Unfortunately, sentinel cannot delete the sentinel list or redis list in its memory when the pods IP changes.
This can be caused because there’s no way of a Sentinel node to self-deregister from the Sentinel Cluster before die,
provoking the Sentinel node list to increase without any control.
To ensure that Sentinel is working properly, operator will send a RESET(SENTINEL RESET * ) signal to Sentinel node
one by one (if no failover is being running at that moment).
SENTINEL RESET mastername
command: they'll refresh the list of replicas within the next 10 seconds, only adding the
ones listed as correctly replicating from the current master INFO output.

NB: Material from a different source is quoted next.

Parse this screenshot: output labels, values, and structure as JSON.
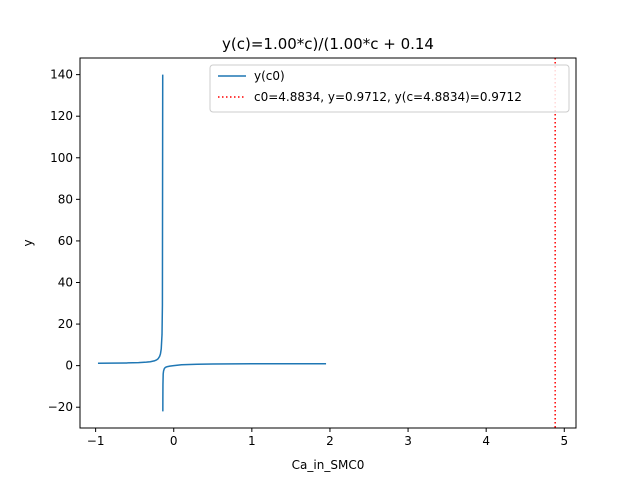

During this refresh time, SENTINEL slaves <master name>
command can not get any result from sentinel, so operator sent
RESET signal to Sentinel one by one and wait sentinel status became ok(monitor correct master and has slaves).

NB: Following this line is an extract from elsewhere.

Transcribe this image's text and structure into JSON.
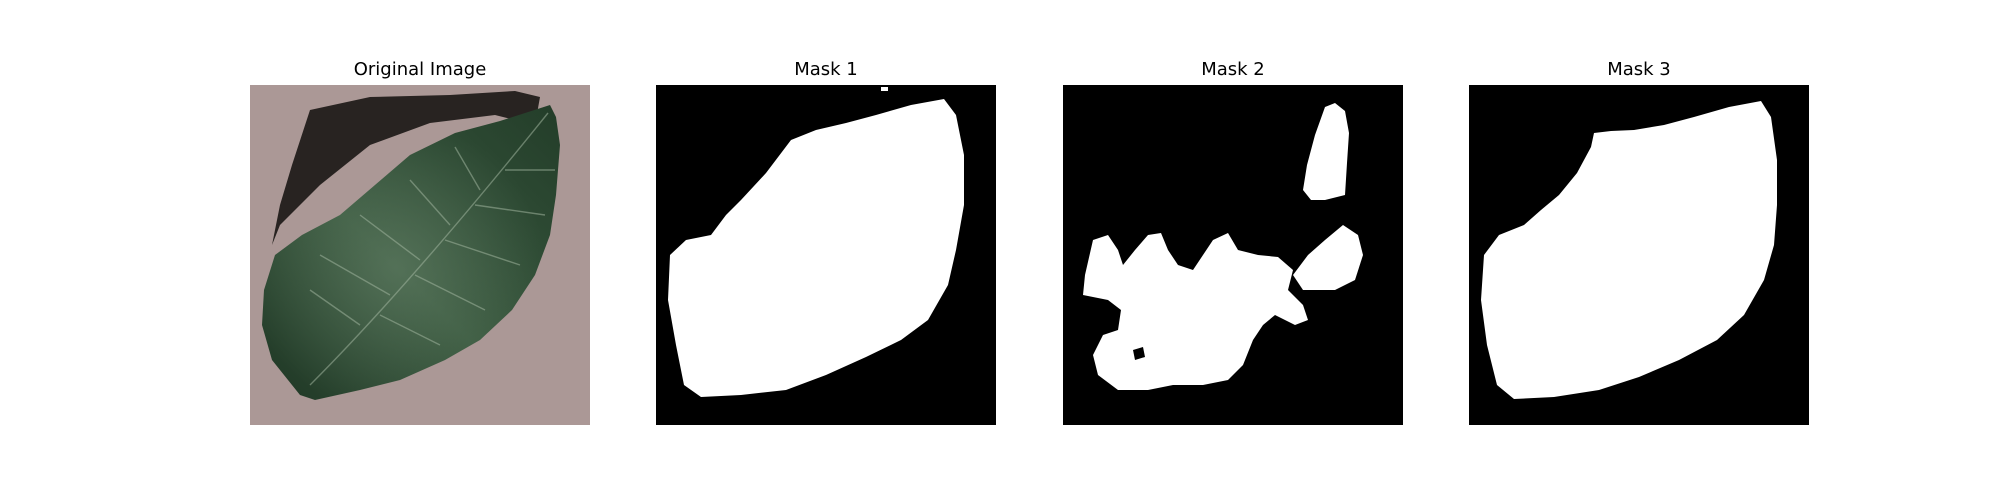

Additional, Each Sentinel instance has default ReadinessProbe script to detect whether the current sentinel's status is ok.
When a sentinel pod is not ready, it is removed from Service load balancers.
Operator also create a headless svc for Sentinel statefulset, if you can not get result from SENTINEL slaves <master name>
command,
You can try polling the headless domain.